Paul Crossley, Emeritus Professor of the History of Art at The Courtauld Institute of Art, has been awarded a Fellowship of the British Academy. Professor Crossley, an eminent medieval art and architectural historian, is one of 66 new Fellows to be elected.
He is an undergraduate at Trinity College Cambridge and completed his PhD on medieval architecture in Poland. Professor Crossley’s academic career has been spent at the University of Manchester, where he taught from 1971 until 1990, and then at The Courtauld until his retirement in 2011.

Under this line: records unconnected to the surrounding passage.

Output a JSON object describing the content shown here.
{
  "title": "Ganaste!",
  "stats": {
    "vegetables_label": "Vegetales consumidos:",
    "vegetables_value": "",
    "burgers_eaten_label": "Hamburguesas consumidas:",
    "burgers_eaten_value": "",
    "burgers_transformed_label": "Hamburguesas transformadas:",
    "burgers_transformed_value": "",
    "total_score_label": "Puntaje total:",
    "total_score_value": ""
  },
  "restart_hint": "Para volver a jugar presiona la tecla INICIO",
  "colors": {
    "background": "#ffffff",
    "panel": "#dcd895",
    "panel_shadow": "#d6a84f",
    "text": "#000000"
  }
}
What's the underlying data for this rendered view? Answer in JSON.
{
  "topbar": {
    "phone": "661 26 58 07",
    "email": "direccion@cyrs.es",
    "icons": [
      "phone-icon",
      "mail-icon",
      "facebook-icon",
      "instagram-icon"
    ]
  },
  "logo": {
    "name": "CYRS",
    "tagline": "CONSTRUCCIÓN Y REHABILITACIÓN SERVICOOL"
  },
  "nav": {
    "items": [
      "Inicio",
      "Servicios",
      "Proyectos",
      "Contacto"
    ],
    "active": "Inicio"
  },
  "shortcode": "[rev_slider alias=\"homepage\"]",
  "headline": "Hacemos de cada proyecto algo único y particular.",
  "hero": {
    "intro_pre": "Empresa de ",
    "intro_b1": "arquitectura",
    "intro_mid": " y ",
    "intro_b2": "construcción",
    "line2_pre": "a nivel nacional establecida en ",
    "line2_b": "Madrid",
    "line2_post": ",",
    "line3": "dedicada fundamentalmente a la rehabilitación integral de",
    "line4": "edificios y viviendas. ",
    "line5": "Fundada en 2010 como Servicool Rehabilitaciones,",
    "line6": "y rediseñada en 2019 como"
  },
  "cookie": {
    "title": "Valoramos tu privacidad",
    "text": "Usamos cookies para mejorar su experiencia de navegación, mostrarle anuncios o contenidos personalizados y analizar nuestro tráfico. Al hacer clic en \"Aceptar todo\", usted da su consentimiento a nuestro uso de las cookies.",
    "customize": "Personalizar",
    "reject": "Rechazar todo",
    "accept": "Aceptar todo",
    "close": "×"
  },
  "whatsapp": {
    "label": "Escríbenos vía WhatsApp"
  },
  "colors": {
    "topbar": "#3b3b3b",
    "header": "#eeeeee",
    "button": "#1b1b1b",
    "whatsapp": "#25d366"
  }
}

Professor Crossley is a Fellow of the Polish Academy of Arts and Sciences and was Slade Professor in the History of Art at Cambridge University (2011-2012). His book on fourteenth-century Polish Gothic Architecture in the Reign of Kasimir the Great was published in 1985. He is also the editor and writer (with Paul Frankl) of the Pelican History of Art volume on Gothic Architecture (2000).
Professor Deborah Swallow, Märit Rausing Director of The Courtauld said “Huge congratulations to Paul on this wonderful honour – the highest that can be achieved by a scholar in the arts and humanities in this country. Under his guidance and by his example, Manchester and The Courtauld have been two of the great powerhouses for the study of Gothic architecture for the past four decades, and Paul’s many pupils now fill equivalent positions in other university departments.”